Here is the sample file with some editing and noise reduction applied.
Extra Image Samples
- Nice feel to the body, though I want something a bit more retro and more dials
- Class leading image quality
- Solid autofocus performance
- Lots of RAW file versatility though I want more
- Excellent high ISO performance
- I want much more weather sealing
- Give me a quicker way to select the AF point
- A tilting screen that tilts all the way down would be very nice
The Sony A7r Mk II deserves absolutely nothing else but the site’s Editor’s Choice rating. It amazed in the high ISO results and even though we expected more with RAW file versatility, it still is rather impressive. When it comes to image quality, it puts the Canon 5Ds to shame. Beyond this, there is the spot on AF system, WiFi/NFC, 4K video, 5 fps, and a great overall experience when it comes to shooting. And again–it puts a DSLR to shame as well as other focusing systems. To be fair, the Micro Four Thirds system is still the fastest, but they’re also using a sensor with a 2x crop factor.
However, the Sony A7r MK II can be improved even more. If the company added legitimate weather sealing, more directional control with AF point selection, and changed the way that the screen flipped it would be the best camera in its class. With that said, the Sony A7r MK II is the closest thing there is to the best camera on the market for those who need it. It may be overkill for many, but for those that need it you’ll be very happy with your purchase.
Recommended Lenses and Accessories
Zeiss 25mm f2 Batis: The single best color rendition of any Sony FE mount lens out there comes from this lens.

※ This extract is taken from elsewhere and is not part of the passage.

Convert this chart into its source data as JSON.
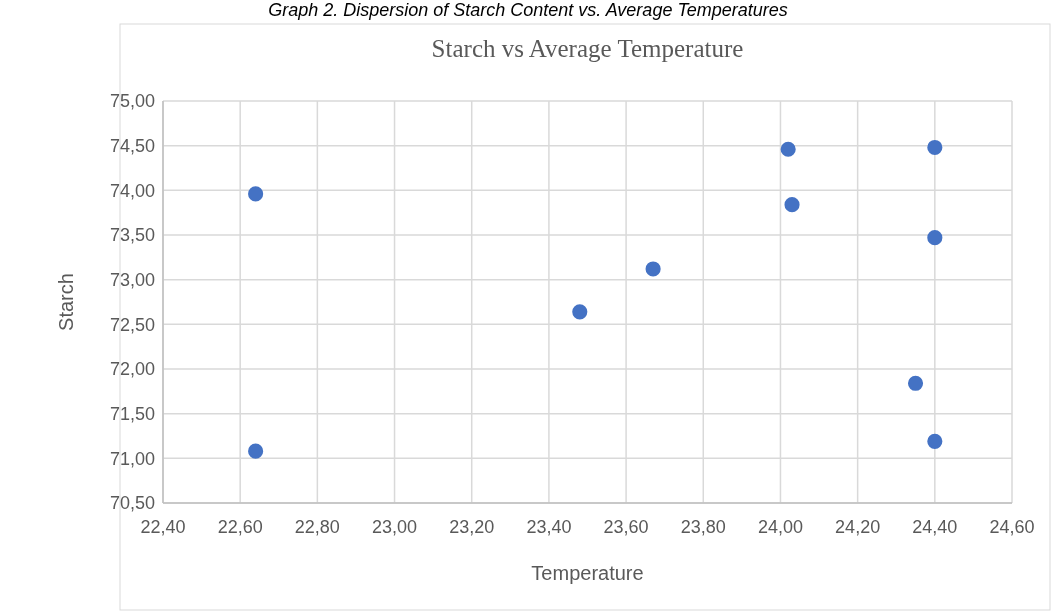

Zeiss 85mm f1.8 Batis: The best portrait lens you can get your hands on right now for Sony’s FE mount is this one. You won’t look back.
Sony Zeiss 35mm f1.4: Almost as great as Sigma’s 35mm f1.4; seriously one of our favorite lenses.
Sony Zeiss 55mm f1.8: If you’re looking for your 50mm equivalent, this is the best you’re going to get at the price.
Sony 16-35mm f4: Want a wide-angle zoom lens? Look no further (or closer) than this one.